Enfin voilà, je n'ai pas le pied marin.
Alors, quand retentit cette expression : "garder le cap" dans mon esprit, au moment où toutes les craintes citées quelques lignes plus haut se sont et continuent de se matérialiser au sens métaphorique des termes, cette expression si forte de sens me fait l'effet d'une punition, d'une sentence même. 
Pourquoi ne puis-je pas me perdre, me laisser couler, m'échouer sur une île déserte, laisser mon embarcation flottée au hasard des vents et marées.
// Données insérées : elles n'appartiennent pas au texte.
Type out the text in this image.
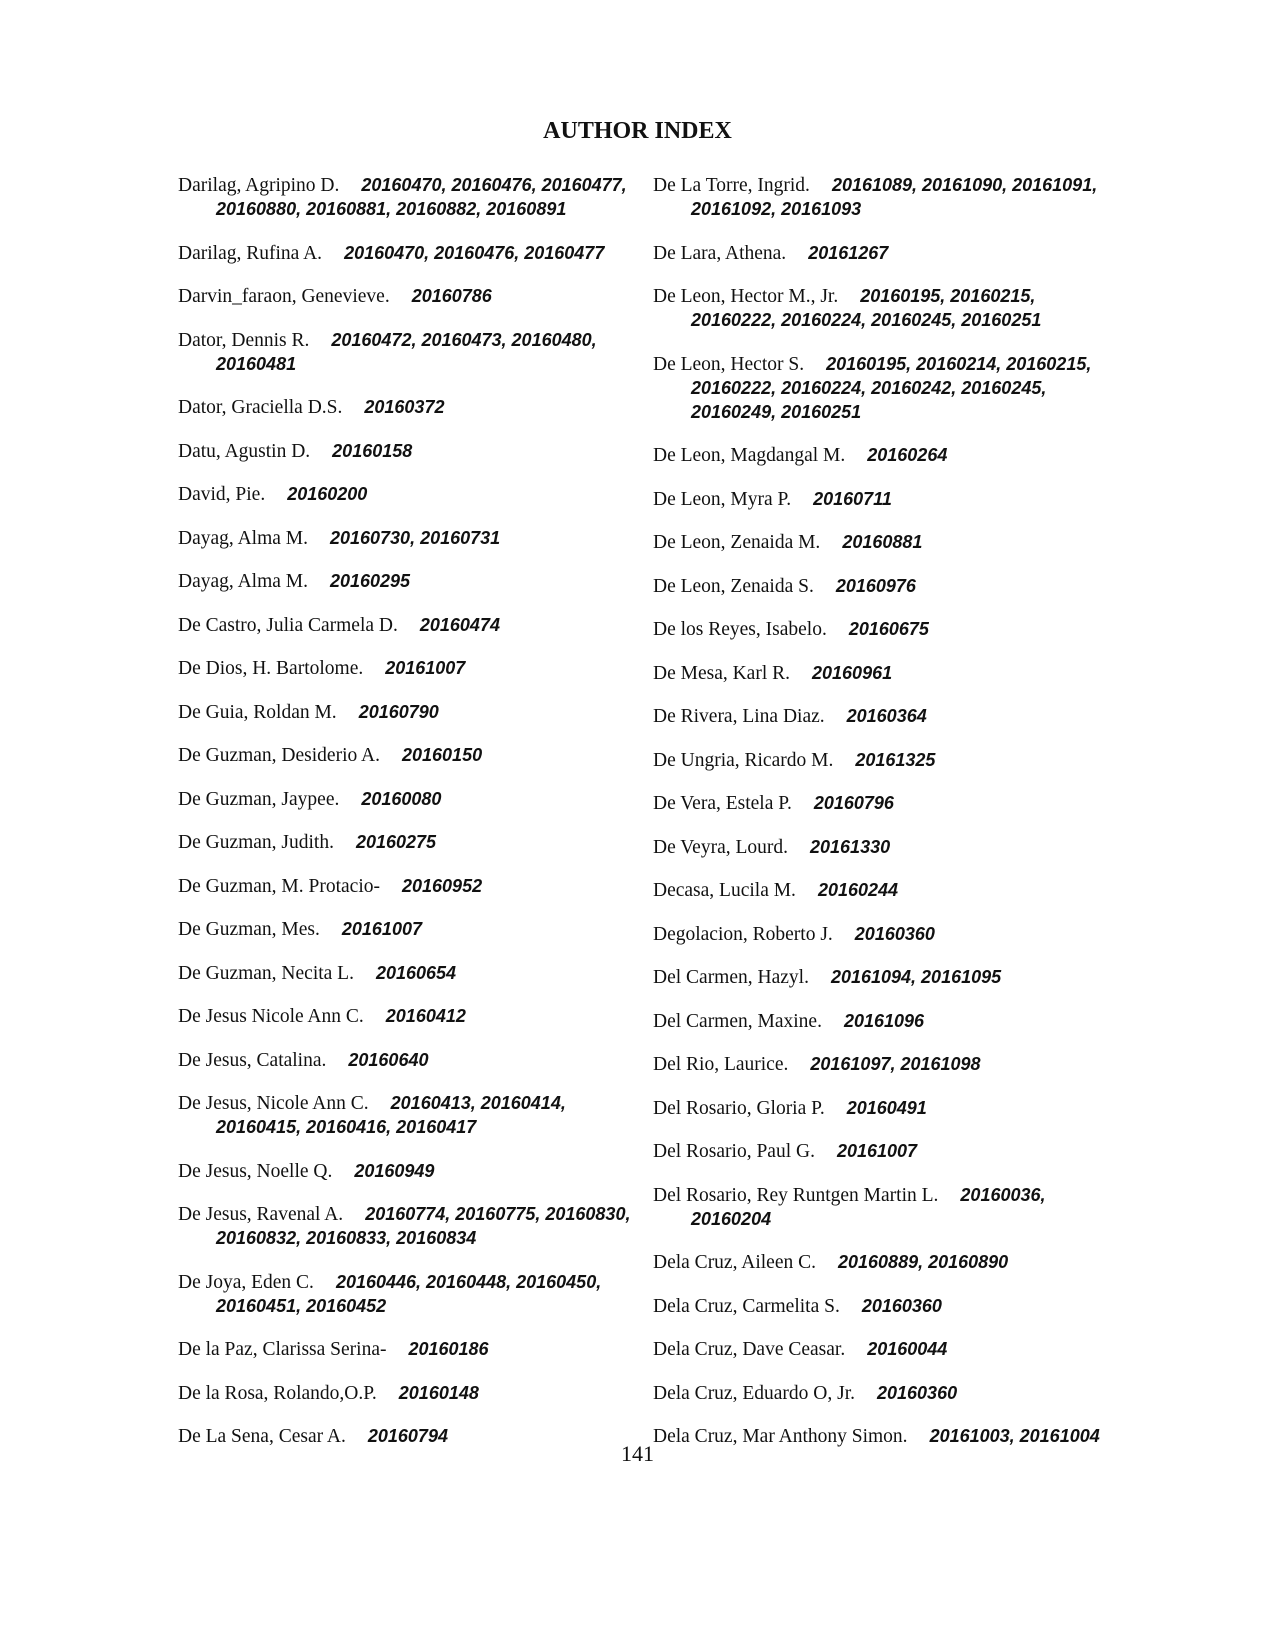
AUTHOR INDEX
Darilag, Agripino D. 20160470, 20160476, 20160477, 20160880, 20160881, 20160882, 20160891
Darilag, Rufina A. 20160470, 20160476, 20160477
Darvin_faraon, Genevieve. 20160786
Dator, Dennis R. 20160472, 20160473, 20160480, 20160481
Dator, Graciella D.S. 20160372
Datu, Agustin D. 20160158
David, Pie. 20160200
Dayag, Alma M. 20160730, 20160731
Dayag, Alma M. 20160295
De Castro, Julia Carmela D. 20160474
De Dios, H. Bartolome. 20161007
De Guia, Roldan M. 20160790
De Guzman, Desiderio A. 20160150
De Guzman, Jaypee. 20160080
De Guzman, Judith. 20160275
De Guzman, M. Protacio- 20160952
De Guzman, Mes. 20161007
De Guzman, Necita L. 20160654
De Jesus Nicole Ann C. 20160412
De Jesus, Catalina. 20160640
De Jesus, Nicole Ann C. 20160413, 20160414, 20160415, 20160416, 20160417
De Jesus, Noelle Q. 20160949
De Jesus, Ravenal A. 20160774, 20160775, 20160830, 20160832, 20160833, 20160834
De Joya, Eden C. 20160446, 20160448, 20160450, 20160451, 20160452
De la Paz, Clarissa Serina- 20160186
De la Rosa, Rolando,O.P. 20160148
De La Sena, Cesar A. 20160794
De La Torre, Ingrid. 20161089, 20161090, 20161091, 20161092, 20161093
De Lara, Athena. 20161267
De Leon, Hector M., Jr. 20160195, 20160215, 20160222, 20160224, 20160245, 20160251
De Leon, Hector S. 20160195, 20160214, 20160215, 20160222, 20160224, 20160242, 20160245, 20160249, 20160251
De Leon, Magdangal M. 20160264
De Leon, Myra P. 20160711
De Leon, Zenaida M. 20160881
De Leon, Zenaida S. 20160976
De los Reyes, Isabelo. 20160675
De Mesa, Karl R. 20160961
De Rivera, Lina Diaz. 20160364
De Ungria, Ricardo M. 20161325
De Vera, Estela P. 20160796
De Veyra, Lourd. 20161330
Decasa, Lucila M. 20160244
Degolacion, Roberto J. 20160360
Del Carmen, Hazyl. 20161094, 20161095
Del Carmen, Maxine. 20161096
Del Rio, Laurice. 20161097, 20161098
Del Rosario, Gloria P. 20160491
Del Rosario, Paul G. 20161007
Del Rosario, Rey Runtgen Martin L. 20160036, 20160204
Dela Cruz, Aileen C. 20160889, 20160890
Dela Cruz, Carmelita S. 20160360
Dela Cruz, Dave Ceasar. 20160044
Dela Cruz, Eduardo O, Jr. 20160360
Dela Cruz, Mar Anthony Simon. 20161003, 20161004
141
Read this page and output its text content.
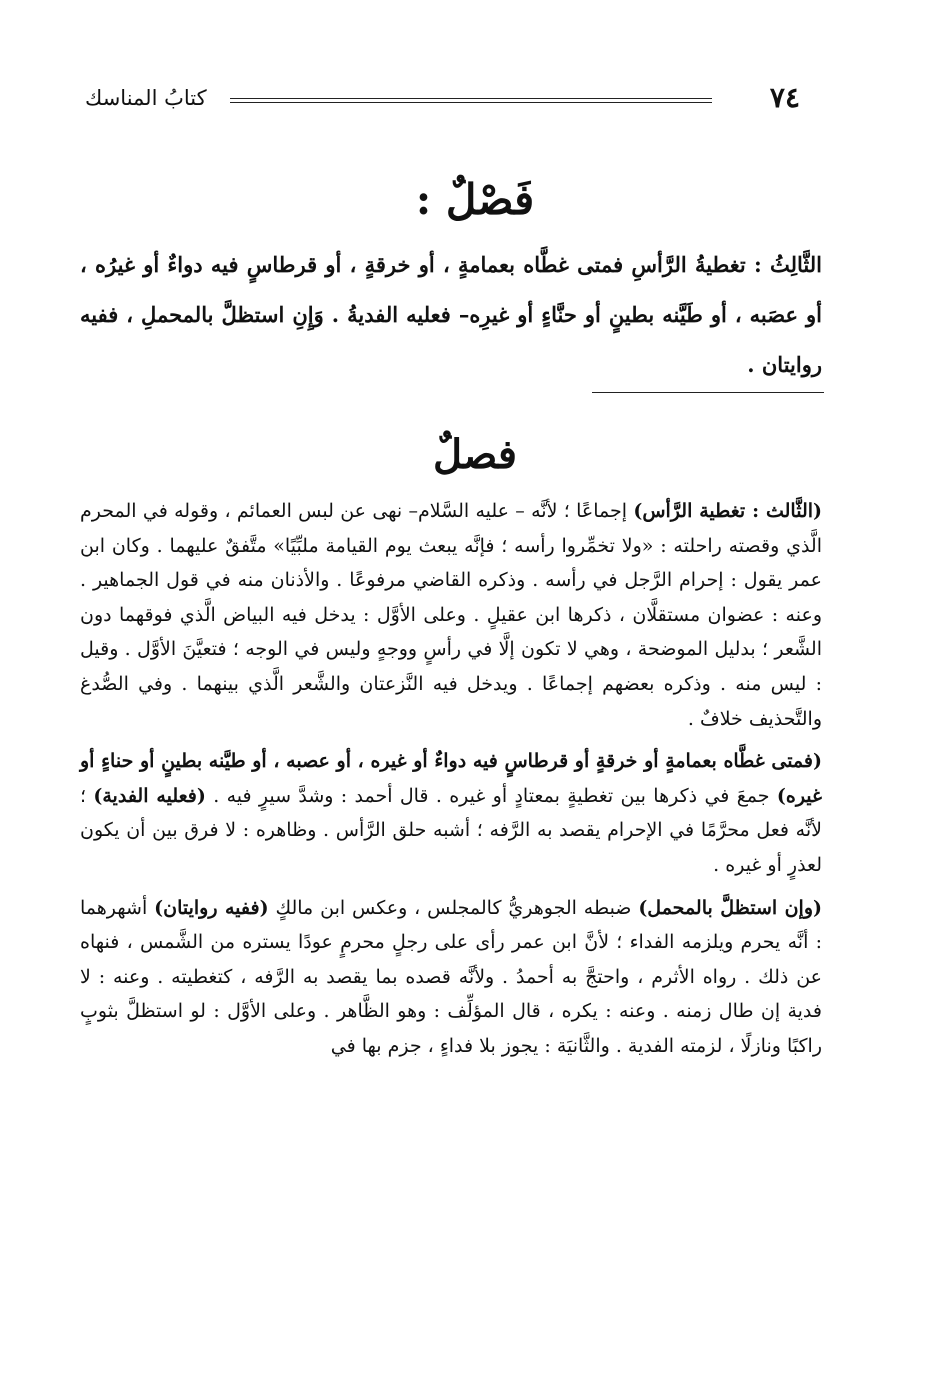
٧٤
كتابُ المناسك
فَصْلٌ :
الثَّالِثُ : تغطيةُ الرَّأسِ فمتى غطَّاه بعمامةٍ ، أو خرقةٍ ، أو قرطاسٍ فيه دواءٌ أو غيرُه ، أو عصَبه ، أو طَيَّنه بطينٍ أو حنَّاءٍ أو غيرِه– فعليه الفديةُ . وَإِنِ استظلَّ بالمحملِ ، ففيه روايتان .
فصلٌ

(الثَّالث : تغطية الرَّأس) إجماعًا ؛ لأنَّه – عليه السَّلام– نهى عن لبس العمائم ، وقوله في المحرم الَّذي وقصته راحلته : «ولا تخمِّروا رأسه ؛ فإنَّه يبعث يوم القيامة ملبِّيًا» متَّفقٌ عليهما . وكان ابن عمر يقول : إحرام الرَّجل في رأسه . وذكره القاضي مرفوعًا . والأذنان منه في قول الجماهير . وعنه : عضوان مستقلَّان ، ذكرها ابن عقيلٍ . وعلى الأوَّل : يدخل فيه البياض الَّذي فوقهما دون الشَّعر ؛ بدليل الموضحة ، وهي لا تكون إلَّا في رأسٍ ووجهٍ وليس في الوجه ؛ فتعيَّنَ الأوَّل . وقيل : ليس منه . وذكره بعضهم إجماعًا . ويدخل فيه النَّزعتان والشَّعر الَّذي بينهما . وفي الصُّدغ والتَّحذيف خلافٌ .

(فمتى غطَّاه بعمامةٍ أو خرقةٍ أو قرطاسٍ فيه دواءٌ أو غيره ، أو عصبه ، أو طيَّنه بطينٍ أو حناءٍ أو غيره) جمعَ في ذكرها بين تغطيةٍ بمعتادٍ أو غيره . قال أحمد : وشدَّ سيرٍ فيه . (فعليه الفدية) ؛ لأنَّه فعل محرَّمًا في الإحرام يقصد به الرَّفه ؛ أشبه حلق الرَّأس . وظاهره : لا فرق بين أن يكون لعذرٍ أو غيره .

(وإن استظلَّ بالمحمل) ضبطه الجوهريُّ كالمجلس ، وعكس ابن مالكٍ (ففيه روايتان) أشهرهما : أنَّه يحرم ويلزمه الفداء ؛ لأنَّ ابن عمر رأى على رجلٍ محرمٍ عودًا يستره من الشَّمس ، فنهاه عن ذلك . رواه الأثرم ، واحتجَّ به أحمدُ . ولأنَّه قصده بما يقصد به الرَّفه ، كتغطيته . وعنه : لا فدية إن طال زمنه . وعنه : يكره ، قال المؤلِّف : وهو الظَّاهر . وعلى الأوَّل : لو استظلَّ بثوبٍ راكبًا ونازلًا ، لزمته الفدية . والثَّانيَة : يجوز بلا فداءٍ ، جزم بها في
Où puis-je bien trouver l'envie de garder ce cap coûte que coûte qu'elle qu'en soit l'énergie que cela me demande ? Et puis quel cap ? Quelle direction ? A quoi ça rime tout ça ? Est-ce la responsabilité de mère qui m'oblige à toujours devoir garder ce chapeau de capitaine sure d'elle, qui sait où elle va ? 
Mais quedal !
Je ne sais pas où je vais, et je ne vois ce que je gagnerais à le savoir ! 
Découvrir des cas de figure, des situations matérielles comme émotionnelles, apprendre à se connaître, revoir sa copie, affirmer ses propres limites alors qu'on les découvre soi-même ... 
Garder quel cap, bon sang ?
J'ai juste envie de créer un espace, pas très grand, comme une parenthèse, un boudoir, où je pourrais, où je laisserais mes faiblesses, mes peines, mes déceptions, mes craintes, mes vagues-à-l'âme, mes idées noires, mes rêves inavoués et inavouables, toutes ces vilaines bêtes qu'il faut sans cesse enfermer dans notre boîte de Pandore, pour une fois, se déverser, s'étendre, se pavaner, pavoiser, quelques heures, quelques jours, leur faire croire qu'elles me guident, les laisser passer devant, pour enfin les voir s'éloigner, puis disparaître. A les contenir, je les retiens. A me les interdire, je me les impose. Je les sens pousser, forcer le passage, je les vois déborder, brièvement et inopinément. 
Je n'ai pas le pied marin, et absolument aucun sens de la mesure, mais je sais que nous n'avons qu'une seule et unique vie et au combien il est difficile de la dessiner telle qu'elle nous inspire, et de s'y sentir serein et épanouie ... 
De nouvelles raisons de voir tout en gris, j'en découvrirai sûrement encore et encore, comme tout le monde. Mais il y a des évènements, des gens, qui viennent bousculer l'ordre établit, pour me rappeler que vivre est un exercice périlleux, éprouvant, pendant lequel il faut sans cesse faire preuve de subtilité, de force, d'intelligence, et de courage. Qu'est-ce qu'il peut manquer ce dernier. La fuite est tellement plus docile ... 
J'ai un mantra, j'en ai plusieurs d'ailleurs, mais celui-ci doit être le plus ancien, je devais avoir 13 ans la première fois qu'il m'est venu, et il m'a servi jusqu'ici bien plus qu'un couteau suisse dans une portière de voiture, mais aujourd'hui comme demain, quelques soient les raisons de ce "touché de fond de piscine", il est plus vrai que jamais : "c'est comme tout, ça finira par passer".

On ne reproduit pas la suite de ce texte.